On top of this, preregistration of the outline of study methods, design and hypothesis – already the law for most clinical drug trials and required by most journals – was mandated as well.6

All the reason to hope readers of scientific papers remain vigilant or even skeptical, and feel free to take advantage of the available means to acquire critical skills Otherwise, you can't help but cast a wary eye on such quotations as from the actor Edward G. Robinson, who, as a gangster in the film "Key Largo," schools Humphrey Bogart on the fine art of data "cleaning":

"Let me tell you about Florida politicians. I make them. I make them out of whole cloth, just like a tailor makes a suit. I get their name in the newspaper. I get them some publicity and get them on the ballot. Then after the election, we count the votes. And if they don't turn out right, we recount them. And I recount them again. Until they do."

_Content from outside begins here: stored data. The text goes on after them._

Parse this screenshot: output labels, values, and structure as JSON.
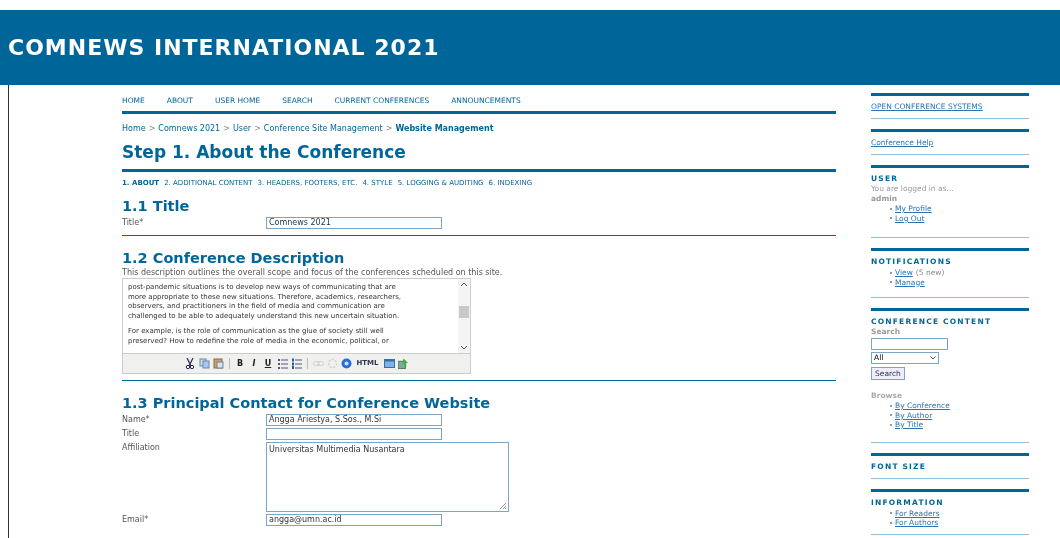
{
  "header": {
    "title": "COMNEWS INTERNATIONAL 2021"
  },
  "nav": [
    "HOME",
    "ABOUT",
    "USER HOME",
    "SEARCH",
    "CURRENT CONFERENCES",
    "ANNOUNCEMENTS"
  ],
  "breadcrumb": [
    {
      "label": "Home",
      "current": false
    },
    {
      "label": "Comnews 2021",
      "current": false
    },
    {
      "label": "User",
      "current": false
    },
    {
      "label": "Conference Site Management",
      "current": false
    },
    {
      "label": "Website Management",
      "current": true
    }
  ],
  "breadcrumb_separator": ">",
  "page_title": "Step 1. About the Conference",
  "steps": [
    {
      "label": "1. ABOUT",
      "selected": true
    },
    {
      "label": "2. ADDITIONAL CONTENT",
      "selected": false
    },
    {
      "label": "3. HEADERS, FOOTERS, ETC.",
      "selected": false
    },
    {
      "label": "4. STYLE",
      "selected": false
    },
    {
      "label": "5. LOGGING & AUDITING",
      "selected": false
    },
    {
      "label": "6. INDEXING",
      "selected": false
    }
  ],
  "sections": [
    {
      "heading": "1.1 Title",
      "fields": [
        {
          "kind": "input",
          "label": "Title*",
          "value": "Comnews 2021"
        }
      ]
    },
    {
      "heading": "1.2 Conference Description",
      "description": "This description outlines the overall scope and focus of the conferences scheduled on this site.",
      "editor": {
        "paragraphs": [
          [
            "post-pandemic situations is to develop new ways of communicating that are",
            "more appropriate to these new situations. Therefore, academics, researchers,",
            "observers, and practitioners in the field of media and communication are",
            "challenged to be able to adequately understand this new uncertain situation."
          ],
          [
            "For example, is the role of communication as the glue of society still well",
            "preserved? How to redefine the role of media in the economic, political, or"
          ]
        ],
        "toolbar": [
          {
            "kind": "cut",
            "disabled": false
          },
          {
            "kind": "copy",
            "disabled": false
          },
          {
            "kind": "paste",
            "disabled": false
          },
          {
            "kind": "separator"
          },
          {
            "kind": "bold",
            "label": "B",
            "disabled": false
          },
          {
            "kind": "italic",
            "label": "I",
            "disabled": false
          },
          {
            "kind": "underline",
            "label": "U",
            "disabled": false
          },
          {
            "kind": "bullets",
            "disabled": false
          },
          {
            "kind": "numbers",
            "disabled": false
          },
          {
            "kind": "separator"
          },
          {
            "kind": "link",
            "disabled": true
          },
          {
            "kind": "unlink",
            "disabled": true
          },
          {
            "kind": "help",
            "disabled": false
          },
          {
            "kind": "html",
            "label": "HTML",
            "disabled": false
          },
          {
            "kind": "window",
            "disabled": false
          },
          {
            "kind": "image",
            "disabled": false
          }
        ]
      }
    },
    {
      "heading": "1.3 Principal Contact for Conference Website",
      "fields": [
        {
          "kind": "input",
          "label": "Name*",
          "value": "Angga Ariestya, S.Sos., M.Si"
        },
        {
          "kind": "input",
          "label": "Title"
        },
        {
          "kind": "textarea",
          "label": "Affiliation",
          "value": "Universitas Multimedia Nusantara"
        },
        {
          "kind": "input",
          "label": "Email*",
          "value": "angga@umn.ac.id"
        }
      ]
    }
  ],
  "sidebar": [
    {
      "kind": "link",
      "link": "OPEN CONFERENCE SYSTEMS"
    },
    {
      "kind": "link",
      "link": "Conference Help"
    },
    {
      "kind": "user",
      "title": "USER",
      "note": "You are logged in as...",
      "username": "admin",
      "links": [
        {
          "label": "My Profile"
        },
        {
          "label": "Log Out"
        }
      ]
    },
    {
      "kind": "notifications",
      "title": "NOTIFICATIONS",
      "links": [
        {
          "label": "View",
          "note": "(5 new)"
        },
        {
          "label": "Manage"
        }
      ]
    },
    {
      "kind": "search",
      "title": "CONFERENCE CONTENT",
      "search_label": "Search",
      "scope": "All",
      "button": "Search",
      "browse_label": "Browse",
      "links": [
        {
          "label": "By Conference"
        },
        {
          "label": "By Author"
        },
        {
          "label": "By Title"
        }
      ]
    },
    {
      "kind": "plain",
      "title": "FONT SIZE"
    },
    {
      "kind": "list",
      "title": "INFORMATION",
      "links": [
        {
          "label": "For Readers"
        },
        {
          "label": "For Authors"
        }
      ]
    }
  ]
}
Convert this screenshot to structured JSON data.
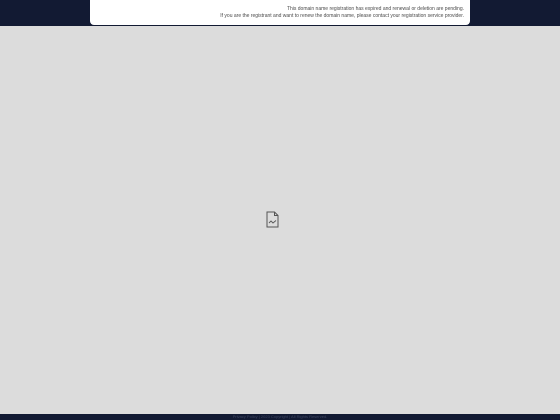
{
  "notice": {
    "line1": "This domain name registration has expired and renewal or deletion are pending.",
    "line2": "If you are the registrant and want to renew the domain name, please contact your registration service provider."
  },
  "main": {
    "image_icon": "broken-image-icon"
  },
  "footer": {
    "privacy_label": "Privacy Policy",
    "separator": "|",
    "copyright": "2023 Copyright | All Rights Reserved."
  },
  "colors": {
    "header_bg": "#121a33",
    "page_bg": "#dcdcdc",
    "card_bg": "#ffffff",
    "footer_bg": "#121a33"
  }
}
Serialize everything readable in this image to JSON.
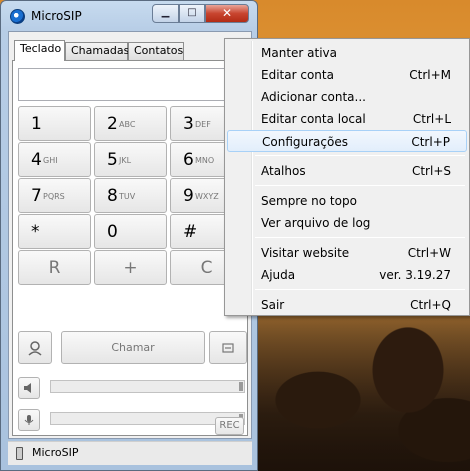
{
  "window": {
    "title": "MicroSIP",
    "controls": {
      "minimize": "▁",
      "maximize": "□",
      "close": "✕"
    }
  },
  "tabs": [
    "Teclado",
    "Chamadas",
    "Contatos"
  ],
  "keypad": [
    {
      "d": "1",
      "l": ""
    },
    {
      "d": "2",
      "l": "ABC"
    },
    {
      "d": "3",
      "l": "DEF"
    },
    {
      "d": "4",
      "l": "GHI"
    },
    {
      "d": "5",
      "l": "JKL"
    },
    {
      "d": "6",
      "l": "MNO"
    },
    {
      "d": "7",
      "l": "PQRS"
    },
    {
      "d": "8",
      "l": "TUV"
    },
    {
      "d": "9",
      "l": "WXYZ"
    },
    {
      "d": "*",
      "l": ""
    },
    {
      "d": "0",
      "l": ""
    },
    {
      "d": "#",
      "l": ""
    }
  ],
  "keypad_extra": [
    "R",
    "+",
    "C"
  ],
  "call_button": "Chamar",
  "rec_button": "REC",
  "status": "MicroSIP",
  "menu": {
    "items": [
      {
        "label": "Manter ativa",
        "shortcut": ""
      },
      {
        "label": "Editar conta",
        "shortcut": "Ctrl+M"
      },
      {
        "label": "Adicionar conta...",
        "shortcut": ""
      },
      {
        "label": "Editar conta local",
        "shortcut": "Ctrl+L"
      },
      {
        "label": "Configurações",
        "shortcut": "Ctrl+P"
      },
      {
        "label": "Atalhos",
        "shortcut": "Ctrl+S"
      },
      {
        "label": "Sempre no topo",
        "shortcut": ""
      },
      {
        "label": "Ver arquivo de log",
        "shortcut": ""
      },
      {
        "label": "Visitar website",
        "shortcut": "Ctrl+W"
      },
      {
        "label": "Ajuda",
        "shortcut": "ver. 3.19.27"
      },
      {
        "label": "Sair",
        "shortcut": "Ctrl+Q"
      }
    ],
    "highlighted": "Configurações"
  }
}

  1. Abel D. "MIT Team Tied to Questionable Missile Studies. "Boston Globe, March 4, 2002.
  2. Johansen HK, Gotzsche PC. Problems in the design and reporting of trials of antifungal agents encountered during meta-analysis. J Am Med Assoc, 1999;282(18):1752-1759.
  3. Rosner A. Fables or foibles: inherent problems with RCTs. J Manip Physio Ther, 2003;26(7):460-467.
  4. Rosenstock L, Lee LJ. Attacks on science: the risks to evidence-based policy. Am J Public Health, 2002;92(1):14-18.
  5. Chan A-W, Hrobartsson A, Haahr MT, Gotzsche PC, Altman G. Empirical evidence for selective reporting of outcomes in randomized trials: comparison of protocols to published articles. J Am Med Assoc, 2004;291(20):2457-2465.
  6. Carey B. "Top Journal Puts Out Comprehensive Guidelines for Publication of Science Studies." The New York Times, June 26, 2015.

Anthony L. Rosner, PhD, a 1972 graduate of Harvard University (PhD in biological chemistry/medical sciences), is the former director of research and education for the Foundation for Chiropractic Education and Research and the current research director for the International College of Applied Kinesiology.